Photos by Madelynn Elyse
Like every LA story, this one begins in traffic. What was supposed to be a quick, mad dash to the Bootleg Theater had turned into a trudging crawl across dimly-lit backroads. Swear and honk as I might, there was just no escaping the flickering of red brake lights. When is this new hoverboard coming out? Sign me up to buy the first one. Ten thousand dollars? Totally worth it.
It was perhaps my own fault that I was in a rush during traffic hour, but I had a good reason, I wanted to reach the Bootleg for the night’s opening act, Sheare. Luckily, I managed to storm through the front door just in time to hear the last couple tracks. It’s always great to see New York bands in Los Angeles. Maybe it’s my own longing for the big apple, or maybe it’s their east coast mentality, but I always feel for bands that make the long trip west to chart unknown territories. Of course, I was even more impressed by Cairos, who hopped across the great Pacific pond straight from New Zealand. These guys followed Sheare with bombastic, energetic rock that shook the room. Temper this with the avant-garde musicality of yOya – one of LA’s finest veteran bands – and you’ve got an already-satisfying lineup. But the night was only just beginning.
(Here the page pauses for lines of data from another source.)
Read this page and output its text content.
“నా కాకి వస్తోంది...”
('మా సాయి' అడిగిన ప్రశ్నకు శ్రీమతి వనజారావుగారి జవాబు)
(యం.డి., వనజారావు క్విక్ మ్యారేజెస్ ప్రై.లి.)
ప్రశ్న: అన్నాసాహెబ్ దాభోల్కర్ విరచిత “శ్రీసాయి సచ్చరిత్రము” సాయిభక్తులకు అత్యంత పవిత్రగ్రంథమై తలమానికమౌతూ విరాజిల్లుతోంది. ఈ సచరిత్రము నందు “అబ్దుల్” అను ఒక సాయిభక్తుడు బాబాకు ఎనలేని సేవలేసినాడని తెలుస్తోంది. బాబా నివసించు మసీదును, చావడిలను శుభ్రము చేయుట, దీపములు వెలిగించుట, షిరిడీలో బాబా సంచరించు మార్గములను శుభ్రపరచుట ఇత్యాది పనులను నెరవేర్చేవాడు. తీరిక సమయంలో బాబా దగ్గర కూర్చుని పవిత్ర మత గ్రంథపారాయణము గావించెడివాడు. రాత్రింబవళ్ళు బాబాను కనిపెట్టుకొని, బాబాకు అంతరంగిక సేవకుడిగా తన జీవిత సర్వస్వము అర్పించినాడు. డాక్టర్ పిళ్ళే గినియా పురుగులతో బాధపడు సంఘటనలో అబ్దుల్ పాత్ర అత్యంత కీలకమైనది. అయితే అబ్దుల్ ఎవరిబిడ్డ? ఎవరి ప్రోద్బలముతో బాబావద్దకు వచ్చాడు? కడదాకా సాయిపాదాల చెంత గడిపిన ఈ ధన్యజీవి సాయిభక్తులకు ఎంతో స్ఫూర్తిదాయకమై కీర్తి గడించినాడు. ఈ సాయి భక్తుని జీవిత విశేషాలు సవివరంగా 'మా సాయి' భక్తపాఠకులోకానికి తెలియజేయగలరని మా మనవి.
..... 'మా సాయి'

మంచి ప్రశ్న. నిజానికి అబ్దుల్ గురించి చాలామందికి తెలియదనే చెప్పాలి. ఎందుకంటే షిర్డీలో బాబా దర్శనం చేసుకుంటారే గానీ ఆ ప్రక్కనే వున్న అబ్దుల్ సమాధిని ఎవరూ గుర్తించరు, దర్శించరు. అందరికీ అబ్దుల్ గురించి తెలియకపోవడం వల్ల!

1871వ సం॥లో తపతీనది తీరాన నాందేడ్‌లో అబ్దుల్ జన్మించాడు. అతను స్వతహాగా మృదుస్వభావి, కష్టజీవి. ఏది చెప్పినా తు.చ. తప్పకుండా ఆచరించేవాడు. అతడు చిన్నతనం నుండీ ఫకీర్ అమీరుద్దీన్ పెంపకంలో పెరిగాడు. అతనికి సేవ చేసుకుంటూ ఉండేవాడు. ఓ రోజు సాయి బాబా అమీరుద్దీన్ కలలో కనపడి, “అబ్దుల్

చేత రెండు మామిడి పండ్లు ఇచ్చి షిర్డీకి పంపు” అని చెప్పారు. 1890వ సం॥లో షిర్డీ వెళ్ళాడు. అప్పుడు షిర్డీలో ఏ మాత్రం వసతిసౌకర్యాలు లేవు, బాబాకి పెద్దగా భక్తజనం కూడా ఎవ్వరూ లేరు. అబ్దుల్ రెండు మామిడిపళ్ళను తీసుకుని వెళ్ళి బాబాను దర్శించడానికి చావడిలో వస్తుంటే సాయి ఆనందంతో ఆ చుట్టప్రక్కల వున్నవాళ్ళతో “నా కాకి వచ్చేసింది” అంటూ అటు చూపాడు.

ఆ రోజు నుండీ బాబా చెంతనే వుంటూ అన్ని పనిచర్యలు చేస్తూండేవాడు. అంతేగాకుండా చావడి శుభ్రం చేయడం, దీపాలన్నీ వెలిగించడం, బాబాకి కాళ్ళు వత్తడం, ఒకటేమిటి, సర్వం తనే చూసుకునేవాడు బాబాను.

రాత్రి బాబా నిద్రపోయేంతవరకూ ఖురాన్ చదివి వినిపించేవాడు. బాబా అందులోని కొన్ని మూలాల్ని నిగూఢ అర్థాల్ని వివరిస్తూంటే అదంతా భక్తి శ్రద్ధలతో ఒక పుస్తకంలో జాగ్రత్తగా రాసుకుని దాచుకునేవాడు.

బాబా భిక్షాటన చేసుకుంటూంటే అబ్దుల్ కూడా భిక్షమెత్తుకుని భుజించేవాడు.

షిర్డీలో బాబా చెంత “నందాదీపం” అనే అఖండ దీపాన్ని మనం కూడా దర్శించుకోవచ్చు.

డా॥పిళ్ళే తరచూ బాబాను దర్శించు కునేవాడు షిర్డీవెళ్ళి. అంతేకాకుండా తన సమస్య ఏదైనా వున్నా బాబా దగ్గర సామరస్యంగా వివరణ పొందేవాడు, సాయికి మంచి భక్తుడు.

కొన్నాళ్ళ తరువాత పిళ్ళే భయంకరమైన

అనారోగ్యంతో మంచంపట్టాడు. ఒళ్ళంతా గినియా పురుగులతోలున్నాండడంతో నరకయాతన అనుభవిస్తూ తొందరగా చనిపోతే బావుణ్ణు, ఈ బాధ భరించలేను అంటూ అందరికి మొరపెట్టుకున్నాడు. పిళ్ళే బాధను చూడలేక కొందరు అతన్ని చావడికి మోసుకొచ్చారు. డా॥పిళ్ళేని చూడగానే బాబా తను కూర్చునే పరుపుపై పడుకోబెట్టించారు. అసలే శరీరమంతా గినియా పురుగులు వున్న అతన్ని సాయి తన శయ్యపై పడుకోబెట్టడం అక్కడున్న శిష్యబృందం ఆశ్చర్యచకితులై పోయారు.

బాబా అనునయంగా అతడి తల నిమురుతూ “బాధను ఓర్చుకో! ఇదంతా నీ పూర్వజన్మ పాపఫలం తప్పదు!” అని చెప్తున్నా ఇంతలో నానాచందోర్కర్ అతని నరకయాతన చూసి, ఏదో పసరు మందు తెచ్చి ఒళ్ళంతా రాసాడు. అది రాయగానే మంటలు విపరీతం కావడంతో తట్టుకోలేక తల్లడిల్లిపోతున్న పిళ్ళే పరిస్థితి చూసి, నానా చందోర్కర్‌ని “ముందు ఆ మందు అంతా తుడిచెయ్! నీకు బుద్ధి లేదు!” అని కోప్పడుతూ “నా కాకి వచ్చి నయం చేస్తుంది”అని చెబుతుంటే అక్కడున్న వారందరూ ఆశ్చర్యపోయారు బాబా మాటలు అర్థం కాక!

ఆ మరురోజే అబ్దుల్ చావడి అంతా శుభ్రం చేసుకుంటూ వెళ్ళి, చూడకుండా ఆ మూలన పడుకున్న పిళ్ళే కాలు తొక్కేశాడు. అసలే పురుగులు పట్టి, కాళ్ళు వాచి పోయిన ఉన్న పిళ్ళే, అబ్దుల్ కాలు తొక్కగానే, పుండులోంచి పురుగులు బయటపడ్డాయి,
Picture yourself at the Bootleg. You begin with an intimate crowd… a small gathering of music lovers. Now picture the room filling. And filling. And FILLING. It’s just about to burst when Paper Route takes the stage.
Paper Route bring an energy to the stage that sets the crowd on fire. I’ve got to hand it to these guys, they have a flair for the dramatic. Their set began in total darkness. Silhouettes were the only clue we had of what was to come. Sudden lights flashed, illuminating the band as they launched into the beginning of their set. The music was a blend of folk and pop rock… dare I say, very reminiscent of Imagine Dragons. While this is not my cup of tea, it was immediately apparent just how in-love their fans were. The crowd hooted and cheered. Some clasped at their breasts, their eyes brimming with teas. Others held their loved-ones tight, swaying back and forth.
There’s really nothing quite like stepping into a room of loud music and seeing that everyone else is beside themselves with joy. Me… well, let’s just say that I like my rock more than I like my folk. I like my jazz more than I like my ‘Phil Collins’ toms. But to each his own. I can certainly respect their talent, particularly their drummer (who was a human clock, with waving sticks for arms). And I certainly respect their theatricality. The crowd loved them, pure and simple.
Now, like every LA story, it ends with traffic. After leaving the venue, I managed to catch one of those famed pockets of cars… like a herd of zombies shambling across the 101, I sat groaning in my car. I found myself feeling lonely, actually. It’s a strange thing to be in a room full of hundreds of excited people, all emanating a feeling of such openness and love. Perhaps I suffer from a cynical heart. Or maybe – just maybe – I am a hopeless romantic lost among a sea of dreamers. Or maybe… Ah, fuck it. Where’s my hoverboard?